Avatar-Product Interaction Image Generation

Introduction

This repository contains a pipeline designed to automatically generate realistic images of an avatar interacting with a product. Given an input product image and a portrait of a person, the solution synthesizes high-quality images where the avatar naturally uses or showcases the product.

A gallery of examples is available in the assets/demo folder.

Pipeline Overview

The implemented pipeline leverages open-source models and operates in two sequential stages.

Stage 1: Identity-Conditioned Image Generation

This stage generates a base image of the avatar while preserving identity features. The model takes an ID image of the person and a text prompt describing the desired appearance, pose, or context. It synthesizes a high-quality image where the avatar closely resembles the provided ID while adhering to the textual description.

This stage is built upon the InfiniteYou framework, leveraging DiTs (FLUX) for flexible, high-fidelity, and identity-preserved image generation. The process requires a reference identity image and a descriptive textual prompt that specifies the desired appearance, pose, and context, especially tailored to showcase or interact with the intended product.

Guidelines for Optimal Results:

Prompting: Create prompts clearly specifying how the avatar should showcase, hold, or wear the product. Good images are generally produced immediately, but if the product is not distinctly visible, provide more detailed prompts explicitly mentioning its position or interaction.
Adjustments: Typically, significant adjustments are unnecessary. However, if the generated image does not align closely with the provided prompt, try increasing --infusenet_guidance_start slightly (e.g., set to 0.1). If results are still unsatisfactory, slightly decrease --infusenet_conditioning_scale (e.g., set to 0.9).

Example command:

python -m scripts.generate_id_image --id_image_path data/avatars/1.png --prompt 'A young woman wearing a t-shirt on a monotone background, 4K, high quality, photorealistic' --output_image_path 'results/stage_one/1_t-shirt.png' --optimize_vram

Stage 2: Product-Integrated Image Editing

In this stage, the generated avatar image is refined to incorporate the target product. The stage receives the output from Stage 1, along with the product name and an additional target text prompt.

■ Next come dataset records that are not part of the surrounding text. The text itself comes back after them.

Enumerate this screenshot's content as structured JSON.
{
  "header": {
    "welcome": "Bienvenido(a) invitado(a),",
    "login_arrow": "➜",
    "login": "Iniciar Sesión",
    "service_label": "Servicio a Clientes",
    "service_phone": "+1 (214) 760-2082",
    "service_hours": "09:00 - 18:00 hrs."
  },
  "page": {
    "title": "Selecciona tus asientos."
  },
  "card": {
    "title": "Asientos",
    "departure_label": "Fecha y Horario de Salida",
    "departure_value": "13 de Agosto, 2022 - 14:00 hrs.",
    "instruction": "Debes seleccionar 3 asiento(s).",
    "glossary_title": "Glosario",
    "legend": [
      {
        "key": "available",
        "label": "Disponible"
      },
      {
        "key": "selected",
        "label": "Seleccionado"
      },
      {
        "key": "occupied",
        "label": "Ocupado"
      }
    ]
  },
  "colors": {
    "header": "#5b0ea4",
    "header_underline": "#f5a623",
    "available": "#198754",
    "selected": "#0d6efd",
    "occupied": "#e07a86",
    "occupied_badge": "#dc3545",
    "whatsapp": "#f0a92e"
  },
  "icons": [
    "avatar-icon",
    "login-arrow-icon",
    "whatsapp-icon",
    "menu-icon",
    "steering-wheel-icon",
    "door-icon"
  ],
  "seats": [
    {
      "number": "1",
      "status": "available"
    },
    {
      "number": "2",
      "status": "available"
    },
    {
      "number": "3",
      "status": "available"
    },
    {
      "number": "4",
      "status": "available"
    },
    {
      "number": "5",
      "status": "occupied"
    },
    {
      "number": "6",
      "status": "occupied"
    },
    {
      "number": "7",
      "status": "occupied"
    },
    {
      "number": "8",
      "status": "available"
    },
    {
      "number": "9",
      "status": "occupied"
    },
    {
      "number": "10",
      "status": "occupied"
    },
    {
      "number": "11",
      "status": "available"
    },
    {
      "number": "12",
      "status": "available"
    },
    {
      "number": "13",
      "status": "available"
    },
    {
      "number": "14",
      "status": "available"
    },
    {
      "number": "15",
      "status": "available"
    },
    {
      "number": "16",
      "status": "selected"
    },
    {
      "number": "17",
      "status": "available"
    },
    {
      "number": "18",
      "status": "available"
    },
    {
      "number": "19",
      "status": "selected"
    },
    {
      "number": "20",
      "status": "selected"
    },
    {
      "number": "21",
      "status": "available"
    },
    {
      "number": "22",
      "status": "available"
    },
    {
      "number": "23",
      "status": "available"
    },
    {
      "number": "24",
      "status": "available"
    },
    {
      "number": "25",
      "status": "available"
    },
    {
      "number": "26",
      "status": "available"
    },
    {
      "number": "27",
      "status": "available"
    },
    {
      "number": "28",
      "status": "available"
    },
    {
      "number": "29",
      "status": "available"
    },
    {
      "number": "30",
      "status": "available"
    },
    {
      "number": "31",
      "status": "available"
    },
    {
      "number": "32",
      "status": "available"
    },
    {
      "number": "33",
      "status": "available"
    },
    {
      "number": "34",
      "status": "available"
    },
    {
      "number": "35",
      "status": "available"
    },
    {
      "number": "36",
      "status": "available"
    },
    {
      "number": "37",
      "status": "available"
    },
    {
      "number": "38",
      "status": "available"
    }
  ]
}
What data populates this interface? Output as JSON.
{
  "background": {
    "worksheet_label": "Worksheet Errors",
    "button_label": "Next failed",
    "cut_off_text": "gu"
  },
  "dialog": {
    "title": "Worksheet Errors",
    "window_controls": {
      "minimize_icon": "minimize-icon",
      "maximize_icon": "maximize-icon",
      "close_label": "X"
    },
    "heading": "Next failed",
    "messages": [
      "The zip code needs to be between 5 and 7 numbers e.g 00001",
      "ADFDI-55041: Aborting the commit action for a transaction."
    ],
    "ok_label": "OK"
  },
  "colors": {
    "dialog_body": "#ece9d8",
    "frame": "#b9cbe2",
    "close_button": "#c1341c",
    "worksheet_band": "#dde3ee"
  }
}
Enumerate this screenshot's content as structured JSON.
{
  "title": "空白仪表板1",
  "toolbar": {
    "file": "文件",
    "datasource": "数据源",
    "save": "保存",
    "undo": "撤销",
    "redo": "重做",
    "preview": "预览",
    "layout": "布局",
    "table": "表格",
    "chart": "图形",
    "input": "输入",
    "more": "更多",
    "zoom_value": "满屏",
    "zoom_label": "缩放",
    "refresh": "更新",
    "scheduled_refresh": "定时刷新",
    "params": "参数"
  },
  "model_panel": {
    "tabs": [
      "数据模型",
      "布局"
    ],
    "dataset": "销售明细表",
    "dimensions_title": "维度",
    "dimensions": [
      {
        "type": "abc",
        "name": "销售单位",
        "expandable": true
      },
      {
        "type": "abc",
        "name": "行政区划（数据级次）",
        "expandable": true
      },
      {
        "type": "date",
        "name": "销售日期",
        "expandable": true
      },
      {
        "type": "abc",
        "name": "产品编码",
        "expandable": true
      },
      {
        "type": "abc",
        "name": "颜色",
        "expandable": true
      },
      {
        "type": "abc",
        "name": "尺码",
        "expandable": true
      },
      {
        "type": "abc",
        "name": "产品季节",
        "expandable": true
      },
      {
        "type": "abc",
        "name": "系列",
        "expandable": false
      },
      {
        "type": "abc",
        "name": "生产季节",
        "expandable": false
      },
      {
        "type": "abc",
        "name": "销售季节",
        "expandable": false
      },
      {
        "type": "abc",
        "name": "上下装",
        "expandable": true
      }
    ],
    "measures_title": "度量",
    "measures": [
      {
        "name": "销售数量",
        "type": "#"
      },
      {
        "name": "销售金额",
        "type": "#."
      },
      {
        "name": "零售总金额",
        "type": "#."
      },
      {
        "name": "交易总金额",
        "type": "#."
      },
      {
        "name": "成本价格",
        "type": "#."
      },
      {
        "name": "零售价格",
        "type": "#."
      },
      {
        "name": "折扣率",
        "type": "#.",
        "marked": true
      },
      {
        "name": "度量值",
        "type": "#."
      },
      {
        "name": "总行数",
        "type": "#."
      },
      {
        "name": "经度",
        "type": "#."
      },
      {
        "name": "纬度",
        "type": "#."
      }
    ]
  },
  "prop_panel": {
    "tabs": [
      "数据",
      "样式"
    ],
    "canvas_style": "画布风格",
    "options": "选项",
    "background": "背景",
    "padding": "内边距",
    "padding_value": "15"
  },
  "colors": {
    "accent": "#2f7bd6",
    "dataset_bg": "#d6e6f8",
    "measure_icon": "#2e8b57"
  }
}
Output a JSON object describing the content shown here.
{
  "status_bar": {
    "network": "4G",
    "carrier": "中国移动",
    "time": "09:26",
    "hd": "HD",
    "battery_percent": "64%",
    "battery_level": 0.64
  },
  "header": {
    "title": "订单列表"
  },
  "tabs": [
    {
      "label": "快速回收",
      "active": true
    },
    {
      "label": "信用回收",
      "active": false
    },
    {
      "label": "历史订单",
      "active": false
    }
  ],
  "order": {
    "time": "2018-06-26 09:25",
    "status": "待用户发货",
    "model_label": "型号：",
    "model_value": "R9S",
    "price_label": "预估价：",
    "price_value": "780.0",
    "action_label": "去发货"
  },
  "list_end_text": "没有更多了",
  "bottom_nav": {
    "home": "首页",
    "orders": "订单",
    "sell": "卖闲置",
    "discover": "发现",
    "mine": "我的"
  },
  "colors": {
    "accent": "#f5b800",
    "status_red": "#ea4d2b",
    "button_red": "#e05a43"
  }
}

This stage leverages the approach described in the paper "Large-Scale Text-to-Image Model with Inpainting is a Zero-Shot Subject-Driven Image Generator" using Diptych Prompting. This method reframes subject-driven image generation as an inpainting task, employing large-scale text-to-image models for precise, zero-shot integration and alignment of subjects (products in this context).

This stage receives the base avatar image (output from Stage 1), a reference product image, the product name, and a descriptive text prompt. Leveraging the product name, the pipeline utilizes Grounding DINO and Segment Anything (SAM) to detect and segment the product in both the reference product image and the base avatar image. Next, a diptych image is created. The left panel contains the reference product image, while the right panel holds the base avatar image with a masked region indicating the area for inpainting. FLUX, equipped with a ControlNet module, then performs text-conditioned inpainting on the masked area in the right panel, referencing the product from the left panel.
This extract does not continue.